President Obama has now signed off on the repeal of the “don’t ask, don’t tell” policy, and I, for one, am underwhelmed.
I know that some will accuse me of heterosexual privilege, and I may well be open to such criticism. I have, for example, always been somewhat equivocal on the gay marriage issue—of course SSM should be as legal as straight marriage, but why fight so hard for access to that oppressive social arrangement? Yet I’ve been married twice, so there you go.
I feel the same way about women in the priesthood, thereby increasing the recruitment pool for one of the most deeply reactionary institutions in human history.
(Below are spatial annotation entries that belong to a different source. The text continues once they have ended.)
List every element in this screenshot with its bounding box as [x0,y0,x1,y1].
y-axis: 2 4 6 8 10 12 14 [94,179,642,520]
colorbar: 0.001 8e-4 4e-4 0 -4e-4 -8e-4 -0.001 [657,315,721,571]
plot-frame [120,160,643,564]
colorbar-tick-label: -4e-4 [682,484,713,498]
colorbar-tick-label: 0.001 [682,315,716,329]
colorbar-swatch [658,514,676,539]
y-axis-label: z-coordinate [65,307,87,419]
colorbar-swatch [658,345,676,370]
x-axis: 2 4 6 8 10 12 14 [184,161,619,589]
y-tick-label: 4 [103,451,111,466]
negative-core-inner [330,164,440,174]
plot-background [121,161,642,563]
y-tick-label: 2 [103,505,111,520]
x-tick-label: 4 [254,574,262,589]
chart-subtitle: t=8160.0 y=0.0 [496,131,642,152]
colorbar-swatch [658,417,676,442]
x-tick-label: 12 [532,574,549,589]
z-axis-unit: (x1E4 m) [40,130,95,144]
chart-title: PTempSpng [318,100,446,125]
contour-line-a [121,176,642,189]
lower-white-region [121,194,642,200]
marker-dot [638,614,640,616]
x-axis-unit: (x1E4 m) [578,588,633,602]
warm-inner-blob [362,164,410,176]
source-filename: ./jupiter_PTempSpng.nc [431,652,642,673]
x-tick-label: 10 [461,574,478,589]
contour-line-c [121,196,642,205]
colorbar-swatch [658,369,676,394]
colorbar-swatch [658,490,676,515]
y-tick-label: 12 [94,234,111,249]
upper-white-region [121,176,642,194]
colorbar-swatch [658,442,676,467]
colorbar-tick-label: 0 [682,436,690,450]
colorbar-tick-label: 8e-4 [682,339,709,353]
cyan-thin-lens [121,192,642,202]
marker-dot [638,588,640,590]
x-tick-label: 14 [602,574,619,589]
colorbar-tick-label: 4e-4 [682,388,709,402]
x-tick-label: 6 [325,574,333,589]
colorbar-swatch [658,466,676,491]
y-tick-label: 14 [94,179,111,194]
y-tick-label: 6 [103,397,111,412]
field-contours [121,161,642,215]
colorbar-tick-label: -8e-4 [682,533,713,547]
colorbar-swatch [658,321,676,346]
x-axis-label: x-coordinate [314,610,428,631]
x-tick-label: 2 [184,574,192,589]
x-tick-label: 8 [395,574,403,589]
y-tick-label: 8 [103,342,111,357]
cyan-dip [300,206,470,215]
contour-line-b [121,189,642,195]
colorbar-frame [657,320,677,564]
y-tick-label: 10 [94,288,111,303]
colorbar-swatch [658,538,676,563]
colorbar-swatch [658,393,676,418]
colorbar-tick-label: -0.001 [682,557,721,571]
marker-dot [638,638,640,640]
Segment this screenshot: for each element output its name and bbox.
And now once again I find that I’m not a liberal in these matters, colour-blind, orientation-blind, gender-blind as they are, unwilling to recognize the realities of class, imperialism and oppression.
“Valor and sacrifice are no more limited by sexual orientation than they are by race, or by gender, or by religion or by creed,” Obama said in a speech to a capacity crowd gathered in a large auditorium at the Interior Department in Washington Wednesday.
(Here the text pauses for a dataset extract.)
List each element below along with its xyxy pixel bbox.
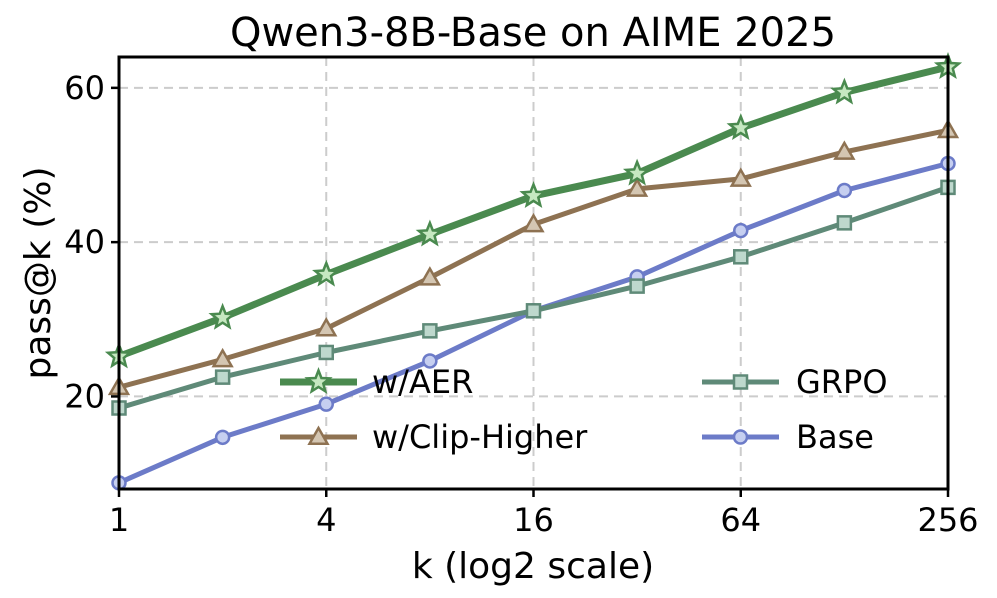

“That’s why I believe it is the right thing to do for our military. That’s why I believe it is the right thing to do period,” he added.
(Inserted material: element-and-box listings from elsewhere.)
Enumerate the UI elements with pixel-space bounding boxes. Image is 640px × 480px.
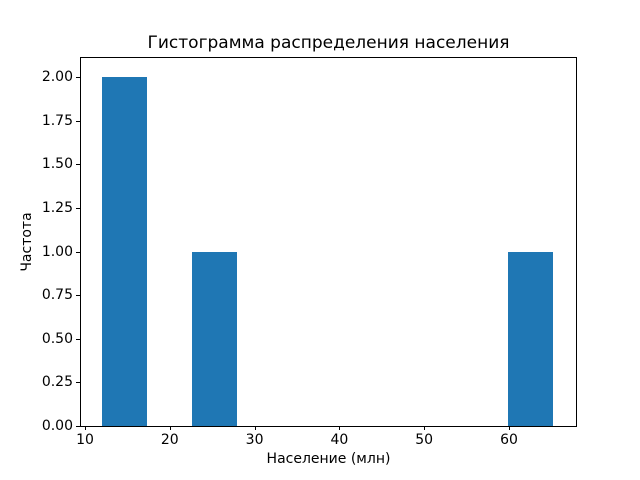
chart-title: Гистограмма распределения населения — [147, 33, 510, 53]
y-tick-mark — [76, 120, 80, 122]
y-tick-mark — [76, 338, 80, 340]
x-tick-label: 60 — [500, 432, 518, 448]
y-tick-mark — [76, 207, 80, 209]
y-tick-label: 2.00 — [41, 69, 73, 86]
y-tick-mark — [76, 382, 80, 384]
y-tick-mark — [76, 251, 80, 253]
x-tick-label: 50 — [415, 432, 434, 448]
x-tick-label: 30 — [245, 432, 264, 448]
x-tick-mark — [169, 426, 171, 430]
x-tick-mark — [339, 426, 341, 430]
x-tick-mark — [509, 426, 510, 430]
y-tick-label: 1.25 — [41, 199, 73, 216]
y-tick-label: 0.75 — [41, 287, 73, 304]
y-tick-label: 0.00 — [41, 418, 73, 434]
x-axis-label: Население (млн) — [266, 451, 391, 467]
y-tick-label: 0.50 — [41, 330, 73, 347]
histogram-bar — [507, 251, 554, 426]
x-tick-label: 10 — [76, 432, 94, 448]
y-tick-mark — [76, 426, 80, 427]
y-tick-label: 0.25 — [41, 374, 73, 391]
x-tick-label: 20 — [160, 432, 179, 448]
x-tick-label: 40 — [330, 432, 349, 448]
y-tick-mark — [76, 77, 80, 79]
y-tick-mark — [76, 164, 80, 166]
x-tick-mark — [84, 426, 86, 430]
x-tick-mark — [254, 426, 256, 430]
histogram-bar — [192, 251, 238, 426]
plot-area: 10 20 30 40 50 60 0.00 0.25 0.50 0.75 1.00 1.25 1.50… — [42, 57, 577, 448]
y-tick-label: 1.00 — [41, 243, 73, 260]
x-tick-mark — [424, 426, 426, 430]
y-tick-label: 1.75 — [41, 112, 73, 129]
y-tick-mark — [76, 295, 80, 297]
y-axis-label: Частота — [19, 212, 35, 272]
y-tick-label: 1.50 — [41, 156, 73, 173]
histogram-bar — [101, 77, 148, 426]
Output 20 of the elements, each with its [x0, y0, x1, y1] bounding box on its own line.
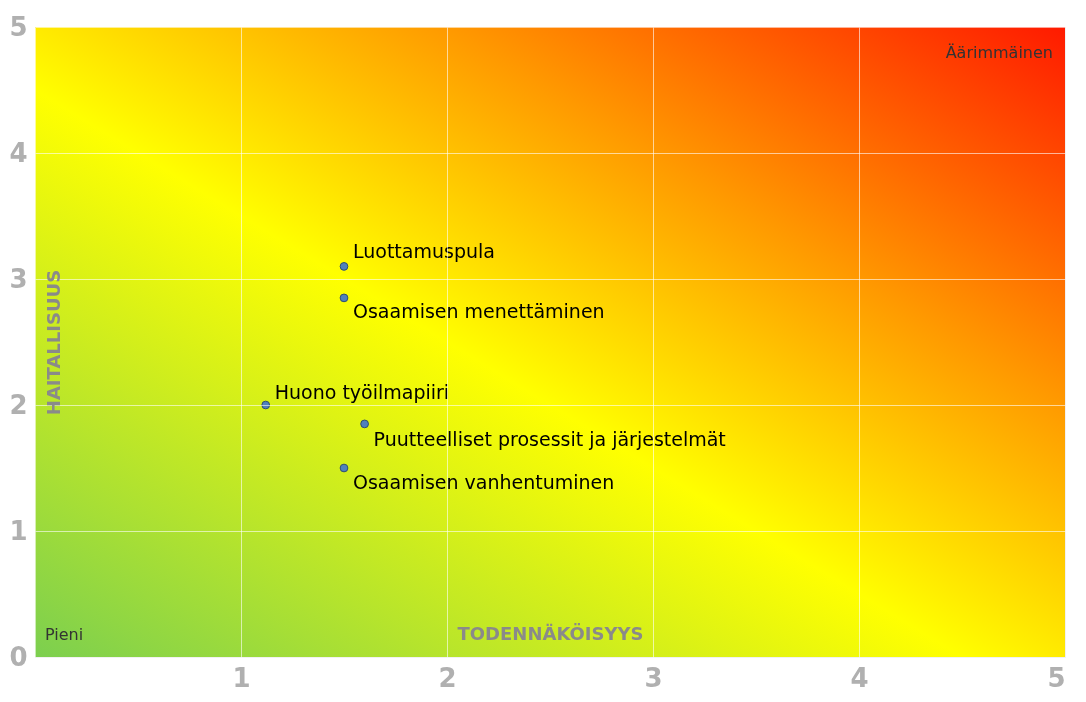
x-axis-title: TODENNÄKÖISYYS	[457, 622, 644, 644]
x-tick-label: 3	[644, 662, 663, 693]
point	[339, 262, 349, 271]
x-tick-label: 4	[850, 662, 869, 693]
y-tick-label: 5	[9, 11, 28, 42]
x-tick-label: 5	[1047, 662, 1066, 693]
y-tick-label: 3	[9, 263, 28, 294]
point	[261, 400, 271, 410]
point	[339, 463, 349, 473]
point	[339, 293, 349, 303]
y-tick-label: 1	[9, 515, 28, 546]
y-tick-label: 4	[9, 137, 28, 168]
annotation: Äärimmäinen	[945, 43, 1053, 62]
y-tick-label: 2	[9, 389, 28, 420]
y-tick-label: 0	[9, 641, 28, 672]
y-axis-title: HAITALLISUUS	[42, 269, 64, 416]
x-tick-label: 1	[232, 662, 251, 693]
point	[360, 419, 369, 429]
x-tick-label: 2	[438, 662, 457, 693]
annotation: Pieni	[45, 625, 84, 644]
Now openly gay and lesbian citizens will be able to rain death down upon whatever Third World nation has offended the US by refusing to supply Western-style governance, oil, gas, minerals and cheap labour on demand. They’ll stand shoulder-to-shoulder with their straight comrades in doing so.
A victory for gay rights? Probably, at least in a purely American context. But for human rights grosso modo? I’m afraid that I must remain sceptical, and hold my applause.